In many ways, Habibullah’s work sheds the much needed light on a little researched leader who ushered in historic reforms — from the 61st constitutional amendment to reduce the voting age from 21 to 18 years, to championing the cause of the panchayati raj institutions.
The book also uncovers the softer side of Rajiv Gandhi, a friend and a family man. Narrating an incident from 1991 in Kashmir where he was shot outside a mosque in Nowhatta, Habibullah recalls how Rajiv, upon hearing of the incident, sent him a bulletproof vest via an Indian Airlines flight.
“Years later when I asked Sonia whether it was an old vest, she said no, it was his only bulletproof vest that he had been advised to wear always, but rarely did.
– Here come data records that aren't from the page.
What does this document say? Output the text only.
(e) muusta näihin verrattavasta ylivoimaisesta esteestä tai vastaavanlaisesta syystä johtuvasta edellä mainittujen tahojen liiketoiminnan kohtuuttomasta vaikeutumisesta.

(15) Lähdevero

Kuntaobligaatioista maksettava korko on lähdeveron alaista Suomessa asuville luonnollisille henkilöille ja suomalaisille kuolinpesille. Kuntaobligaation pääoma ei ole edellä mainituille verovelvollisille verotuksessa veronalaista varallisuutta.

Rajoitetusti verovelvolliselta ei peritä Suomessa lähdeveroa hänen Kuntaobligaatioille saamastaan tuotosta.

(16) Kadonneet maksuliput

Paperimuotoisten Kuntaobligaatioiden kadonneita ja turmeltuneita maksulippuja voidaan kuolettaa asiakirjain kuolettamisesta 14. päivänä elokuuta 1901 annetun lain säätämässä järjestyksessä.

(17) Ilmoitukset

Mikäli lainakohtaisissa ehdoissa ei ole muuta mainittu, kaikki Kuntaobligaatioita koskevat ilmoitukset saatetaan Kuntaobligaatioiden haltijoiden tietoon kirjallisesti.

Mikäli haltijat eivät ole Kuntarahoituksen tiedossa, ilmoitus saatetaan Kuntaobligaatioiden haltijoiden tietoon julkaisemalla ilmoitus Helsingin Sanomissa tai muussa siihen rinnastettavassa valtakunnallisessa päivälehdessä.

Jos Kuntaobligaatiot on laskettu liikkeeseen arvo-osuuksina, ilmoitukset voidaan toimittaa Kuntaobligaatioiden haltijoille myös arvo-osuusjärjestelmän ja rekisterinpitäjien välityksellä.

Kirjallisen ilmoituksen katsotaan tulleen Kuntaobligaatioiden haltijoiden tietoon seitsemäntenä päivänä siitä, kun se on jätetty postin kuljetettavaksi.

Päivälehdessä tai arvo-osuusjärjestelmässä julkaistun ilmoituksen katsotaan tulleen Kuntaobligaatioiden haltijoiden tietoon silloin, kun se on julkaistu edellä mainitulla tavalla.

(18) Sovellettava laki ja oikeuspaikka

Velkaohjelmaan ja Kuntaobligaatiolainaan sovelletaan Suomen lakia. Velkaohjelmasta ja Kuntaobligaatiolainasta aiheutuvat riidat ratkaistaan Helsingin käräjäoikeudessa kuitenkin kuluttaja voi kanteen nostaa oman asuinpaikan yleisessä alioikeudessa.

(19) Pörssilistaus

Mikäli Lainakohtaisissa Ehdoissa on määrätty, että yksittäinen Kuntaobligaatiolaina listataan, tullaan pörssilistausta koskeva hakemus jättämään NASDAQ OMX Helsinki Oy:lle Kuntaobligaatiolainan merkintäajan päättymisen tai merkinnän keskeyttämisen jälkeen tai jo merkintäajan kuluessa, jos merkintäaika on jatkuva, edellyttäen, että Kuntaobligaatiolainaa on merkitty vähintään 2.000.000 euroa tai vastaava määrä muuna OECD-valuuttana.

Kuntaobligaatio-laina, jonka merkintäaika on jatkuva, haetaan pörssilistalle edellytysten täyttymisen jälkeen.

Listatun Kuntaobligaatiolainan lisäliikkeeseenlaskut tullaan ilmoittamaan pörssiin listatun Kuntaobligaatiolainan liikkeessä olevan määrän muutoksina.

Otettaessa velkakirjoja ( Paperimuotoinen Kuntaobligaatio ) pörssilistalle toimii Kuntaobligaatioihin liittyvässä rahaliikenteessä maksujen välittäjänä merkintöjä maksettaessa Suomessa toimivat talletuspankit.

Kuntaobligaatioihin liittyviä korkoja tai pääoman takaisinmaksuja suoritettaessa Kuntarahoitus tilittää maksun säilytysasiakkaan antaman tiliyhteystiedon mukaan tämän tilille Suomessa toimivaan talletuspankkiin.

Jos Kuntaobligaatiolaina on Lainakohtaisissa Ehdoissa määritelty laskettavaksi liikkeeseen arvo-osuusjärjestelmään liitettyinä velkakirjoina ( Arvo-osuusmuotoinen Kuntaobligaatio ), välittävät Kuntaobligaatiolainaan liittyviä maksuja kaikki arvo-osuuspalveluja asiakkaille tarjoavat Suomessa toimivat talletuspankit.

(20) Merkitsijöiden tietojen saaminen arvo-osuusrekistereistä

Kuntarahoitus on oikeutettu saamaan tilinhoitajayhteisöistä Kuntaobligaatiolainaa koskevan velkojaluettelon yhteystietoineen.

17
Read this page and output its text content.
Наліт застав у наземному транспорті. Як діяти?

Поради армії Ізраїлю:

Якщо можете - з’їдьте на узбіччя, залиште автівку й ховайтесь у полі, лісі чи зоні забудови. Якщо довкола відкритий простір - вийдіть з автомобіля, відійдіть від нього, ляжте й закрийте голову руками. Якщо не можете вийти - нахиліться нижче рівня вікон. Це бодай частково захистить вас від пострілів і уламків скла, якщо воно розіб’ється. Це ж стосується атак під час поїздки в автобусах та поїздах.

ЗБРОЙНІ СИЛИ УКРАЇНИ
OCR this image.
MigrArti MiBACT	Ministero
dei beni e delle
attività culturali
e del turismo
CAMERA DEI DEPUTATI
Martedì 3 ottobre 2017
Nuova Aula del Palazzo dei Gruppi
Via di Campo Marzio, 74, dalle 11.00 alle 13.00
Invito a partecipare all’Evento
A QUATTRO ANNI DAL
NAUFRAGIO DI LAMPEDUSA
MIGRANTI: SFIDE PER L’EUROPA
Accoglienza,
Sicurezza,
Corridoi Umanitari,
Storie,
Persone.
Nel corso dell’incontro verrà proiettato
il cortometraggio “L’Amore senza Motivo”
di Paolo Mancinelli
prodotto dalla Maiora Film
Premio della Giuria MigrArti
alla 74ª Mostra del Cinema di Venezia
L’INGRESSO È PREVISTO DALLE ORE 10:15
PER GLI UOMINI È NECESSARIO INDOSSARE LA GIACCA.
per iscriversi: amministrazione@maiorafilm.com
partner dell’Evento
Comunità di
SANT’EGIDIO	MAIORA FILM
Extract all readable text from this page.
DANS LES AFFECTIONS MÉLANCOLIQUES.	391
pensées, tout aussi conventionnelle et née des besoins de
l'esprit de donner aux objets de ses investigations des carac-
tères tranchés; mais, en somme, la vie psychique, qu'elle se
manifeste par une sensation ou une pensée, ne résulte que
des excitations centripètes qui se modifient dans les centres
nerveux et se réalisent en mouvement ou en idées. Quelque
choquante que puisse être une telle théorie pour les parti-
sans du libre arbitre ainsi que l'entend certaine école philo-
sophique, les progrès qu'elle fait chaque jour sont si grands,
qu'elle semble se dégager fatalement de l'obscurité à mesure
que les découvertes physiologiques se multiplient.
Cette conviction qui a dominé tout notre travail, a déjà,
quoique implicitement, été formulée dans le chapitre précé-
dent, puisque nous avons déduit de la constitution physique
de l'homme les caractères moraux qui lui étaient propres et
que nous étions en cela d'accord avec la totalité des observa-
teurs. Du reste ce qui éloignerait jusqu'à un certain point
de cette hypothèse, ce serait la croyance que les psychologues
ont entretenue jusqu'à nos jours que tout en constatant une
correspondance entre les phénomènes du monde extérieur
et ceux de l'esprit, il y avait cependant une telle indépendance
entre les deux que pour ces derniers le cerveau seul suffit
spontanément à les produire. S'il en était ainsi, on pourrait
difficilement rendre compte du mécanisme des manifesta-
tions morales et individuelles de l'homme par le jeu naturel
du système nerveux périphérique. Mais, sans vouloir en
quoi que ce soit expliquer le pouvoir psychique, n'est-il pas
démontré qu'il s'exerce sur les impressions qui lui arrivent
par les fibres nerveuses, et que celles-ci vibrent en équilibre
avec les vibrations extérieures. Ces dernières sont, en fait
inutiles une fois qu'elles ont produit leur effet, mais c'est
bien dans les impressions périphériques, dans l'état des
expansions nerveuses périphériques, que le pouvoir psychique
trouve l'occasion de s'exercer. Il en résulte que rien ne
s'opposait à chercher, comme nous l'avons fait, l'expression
When I insisted that I return it to her, Sonia refused, saying Rajiv had wanted me to have it and I must keep it. It remains — and ever will — a treasured possession,” writes Habibullah.
Another poignant memory Habibullah records is of Sonia Gandhi and her late husband. The two got married in February of 1968. Years later after Rajiv’s assassination in 1991, a grieving Sonia was to recount their first meeting in England: “As our eyes met for the first time, I could feel my heart pounding. We greeted each other, and as far as I was concerned, it was love at first sight. It was for him, too, he later told me.”
Rajiv had met his future wife Sonia at Varsity, a Greek restaurant in Cambridge.